We had plenty of interest in our little film, from some fairly big players, but it just never quite moved to the next stage. One big problem was that people expected us to shoot a sizzle reel so they could grasp the concept better. For us, that meant demonstrating the juxtaposition of diverse cultures around the globe. The sizzle reel people were asking for would literally cost the entire budget of the film.
After an entire year of things in a boring stalemate, we decided to act. Sitting around wasting time was shortening our runway anyway, so we might as well be doing what we love – filming.
What we did was create a “real” budget of the film, that only we would know. One where we didn’t pay ourselves, and existed on the shortest of shoestrings. That’s where Rosie came in. We have always been proponents of shooting on small kits, so we shrunk things down even more. Think of that scene in Apollo 13 where Gary Sinise is watching that the voltmeter doesn’t go over the red line. We knew if we could get the gear small enough, we would save on luggage across a lot of flights. We also started co-ordinating ways we could film stories economically. There was a story in Uganda we desperately wanted to film. There was also a story in Finland. You can get to both locations from Brussels. So we’d film those stories together.
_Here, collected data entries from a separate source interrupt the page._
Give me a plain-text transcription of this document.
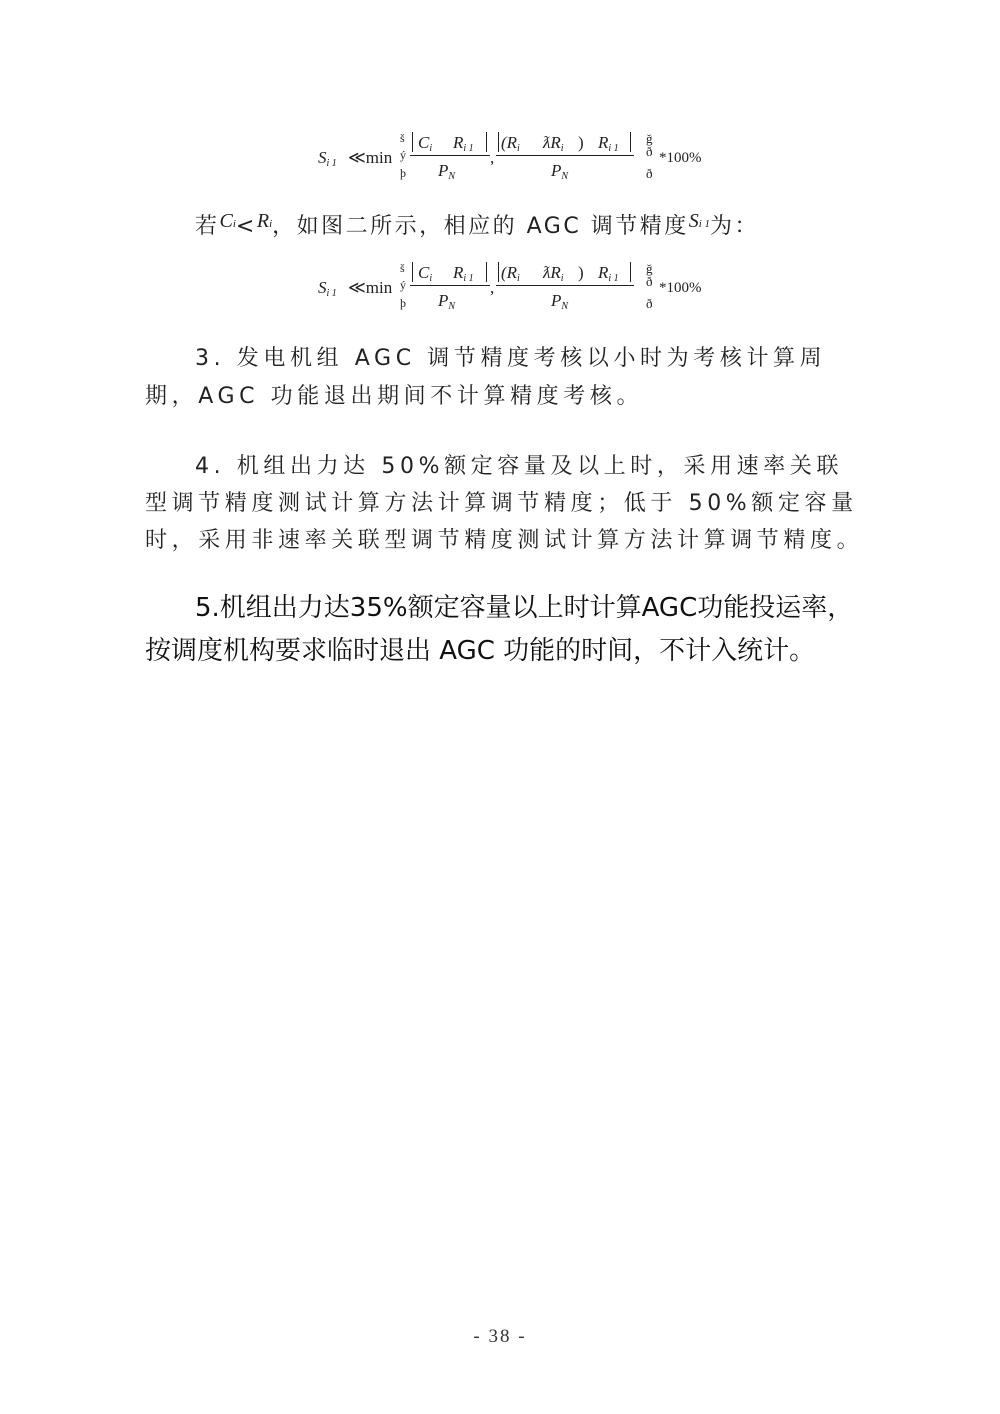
$S_{i 1}$ ≪min
š
ý
þ
$C_i$ $R_{i 1}$
$P_N$
,
($R_i$ $ƛR_i$ ) $R_{i 1}$
$P_N$
ǧ
ð
ð
*100%

若Ci<Ri，如图二所示，相应的 AGC 调节精度Si 1为：

$S_{i 1}$ ≪min
š
ý
þ
$C_i$ $R_{i 1}$
$P_N$
,
($R_i$ $ƛR_i$ ) $R_{i 1}$
$P_N$
ǧ
ð
ð
*100%

3. 发电机组 AGC 调节精度考核以小时为考核计算周期，AGC 功能退出期间不计算精度考核。

4. 机组出力达 50%额定容量及以上时，采用速率关联型调节精度测试计算方法计算调节精度；低于 50%额定容量时，采用非速率关联型调节精度测试计算方法计算调节精度。

5.机组出力达35%额定容量以上时计算AGC功能投运率，

按调度机构要求临时退出 AGC 功能的时间，不计入统计。

- 38 -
When it came to hiring local researchers/translators, we’d get creative. In Santiago, in seeking out the story of ‘quiltros’, or street dogs that are actually very loved, we worked with a street tour guide who had personally researched walking tours focusing around Humans Rights issues. We could pay people well, but avoid a scenario where local film fixers assume you want the red carpet rolled out for your talent and crew – and charge accordingly.